How The Magic Of Pound Cost Averaging Smooths Investment

Stock markets and investors are strange beasts –  fanfares sounded for the Dow Jones bursting through the 20,000 mark in January, but when the FTSE climbed to a modest 6,930 after a break of 16 years, the news was met with a near silence.

Although investors look like they lost big time between the 2008 downturn and the start of 2017, nothing could really be farther from the truth.

Watching the markets rise and fall does not determine profit and loss.

The magic of pound cost averaging comes into play and that’s really where fortunes are won and lost.

Scarred investors

“Rollercoaster markets over recent history have scarred a generation of UK investors. On the other hand those invested in property have seen their assets grow considerably since the dotcom crash, with the UK IPD Total Return All Property Index up 275%, or 8% on an annual basis,” says Oliver Smith, of London’s IG Group.

Investors in for the long haul benefit from reinvesting dividends and ride the storm with pound cost averaging.

Smith worked out that if an investor bought shares as the FTSE topped out in 1999, the headline gain is just 4.5%, but with dividends reinvested, this soars to 78%.

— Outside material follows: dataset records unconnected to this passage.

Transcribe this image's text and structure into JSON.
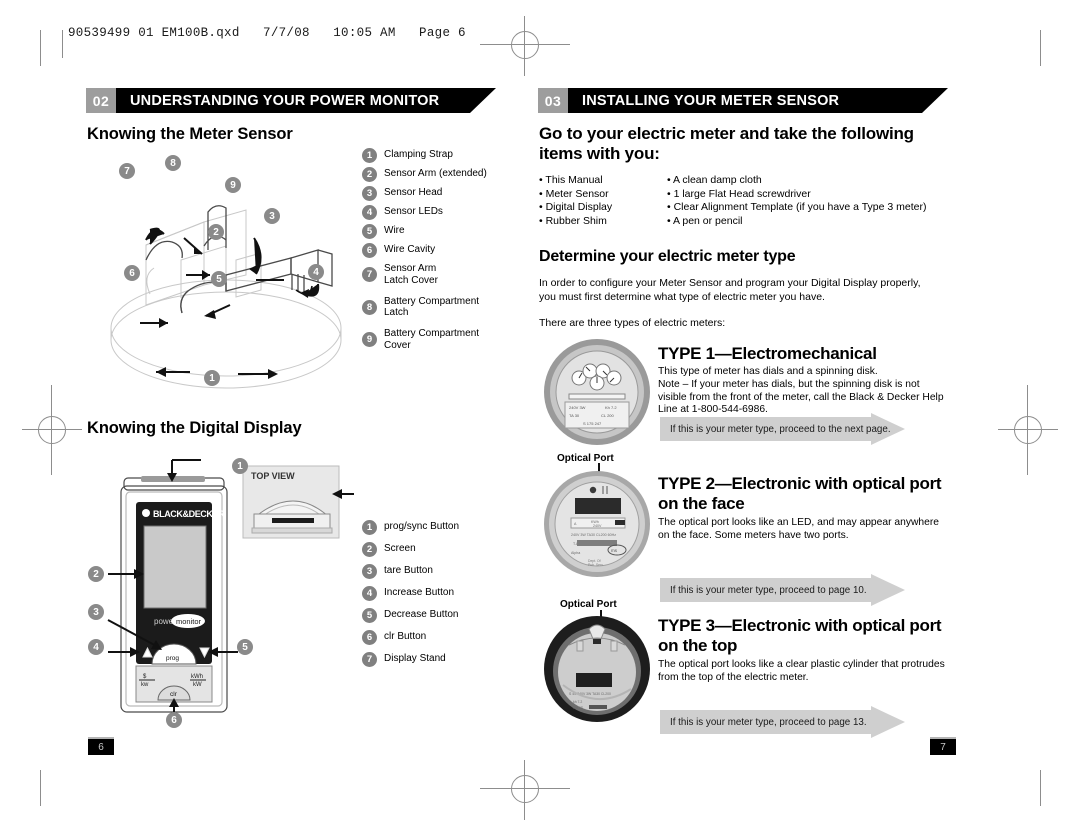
{
  "print_slug": "90539499 01 EM100B.qxd   7/7/08   10:05 AM   Page 6",
  "colors": {
    "banner_black": "#000000",
    "banner_number_gray": "#9d9d9d",
    "callout_gray": "#808080",
    "arrow_gray": "#cfcfcf",
    "regmark_gray": "#8d8d8d"
  },
  "left_page": {
    "banner": {
      "number": "02",
      "title": "UNDERSTANDING YOUR POWER MONITOR"
    },
    "heading_sensor": "Knowing the Meter Sensor",
    "heading_display": "Knowing the Digital Display",
    "page_number": "6",
    "sensor_legend": [
      {
        "num": "1",
        "label": "Clamping Strap"
      },
      {
        "num": "2",
        "label": "Sensor Arm (extended)"
      },
      {
        "num": "3",
        "label": "Sensor Head"
      },
      {
        "num": "4",
        "label": "Sensor LEDs"
      },
      {
        "num": "5",
        "label": "Wire"
      },
      {
        "num": "6",
        "label": "Wire Cavity"
      },
      {
        "num": "7",
        "label": "Sensor Arm\nLatch Cover"
      },
      {
        "num": "8",
        "label": "Battery Compartment\nLatch"
      },
      {
        "num": "9",
        "label": "Battery Compartment\nCover"
      }
    ],
    "display_legend": [
      {
        "num": "1",
        "label": "prog/sync Button"
      },
      {
        "num": "2",
        "label": "Screen"
      },
      {
        "num": "3",
        "label": "tare Button"
      },
      {
        "num": "4",
        "label": "Increase Button"
      },
      {
        "num": "5",
        "label": "Decrease Button"
      },
      {
        "num": "6",
        "label": "clr Button"
      },
      {
        "num": "7",
        "label": "Display Stand"
      }
    ],
    "illustration_sensor": {
      "callouts": [
        "1",
        "2",
        "3",
        "4",
        "5",
        "6",
        "7",
        "8",
        "9"
      ]
    },
    "illustration_display": {
      "brand": "BLACK&DECKER",
      "inset_label": "TOP VIEW",
      "callouts": [
        "1",
        "2",
        "3",
        "4",
        "5",
        "6"
      ],
      "button_labels": [
        "$\nkw",
        "kWh\nkW",
        "clr"
      ]
    }
  },
  "right_page": {
    "banner": {
      "number": "03",
      "title": "INSTALLING YOUR METER SENSOR"
    },
    "heading_goto": "Go to your electric meter and take the following items with you:",
    "items_column_1": [
      "This Manual",
      "Meter Sensor",
      "Digital Display",
      "Rubber Shim"
    ],
    "items_column_2": [
      "A clean damp cloth",
      "1 large Flat Head screwdriver",
      "Clear Alignment Template (if you have a Type 3 meter)",
      "A pen or pencil"
    ],
    "heading_determine": "Determine your electric meter type",
    "paragraph_determine": "In order to configure your Meter Sensor and program your Digital Display properly, you must first determine what type of electric meter you have.",
    "paragraph_three_types": "There are three types of electric meters:",
    "optical_port_label": "Optical Port",
    "page_number": "7",
    "types": [
      {
        "title": "TYPE 1—Electromechanical",
        "body": "This type of meter has dials and a spinning disk.\nNote – If your meter has dials, but the spinning disk is not visible from the front of the meter, call the Black & Decker Help Line at 1-800-544-6986.",
        "arrow_text": "If this is your meter type, proceed to the next page."
      },
      {
        "title": "TYPE 2—Electronic with optical port on the face",
        "body": "The optical port looks like an LED, and may appear anywhere on the face.  Some meters have two ports.",
        "arrow_text": "If this is your meter type, proceed to page 10."
      },
      {
        "title": "TYPE 3—Electronic with optical port on the top",
        "body": "The optical port looks like a clear plastic cylinder that protrudes from the top of the electric meter.",
        "arrow_text": "If this is your meter type, proceed to page 13."
      }
    ]
  }
}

“In short, reinvesting dividends added 3.5% to returns each year,” he said.

Pound cost averaging, Smith explained, helped investors buy more shares when they were cheaper.

Warning for lump sum investors

“If you invested £100 pounds into an index Exchange Traded Fund which cost £2, you would acquire 50 shares in month one,” he said.

“If the price of the index ETF subsequently fell to £1.75, you would be able to buy 57 shares with the same amount of money. Should the price of the index ETF eventually rally to £3, the initial investment at £2 would record a 50% gain, and the shares bought at £1.75 would have a 71% gain.”

Smith added a warning – pound cost averaging works well for investors drip feeding money into a market, such as pension and ISA savers, but is unlikely to offer any profit to someone staking a lump sum as a one-off transaction.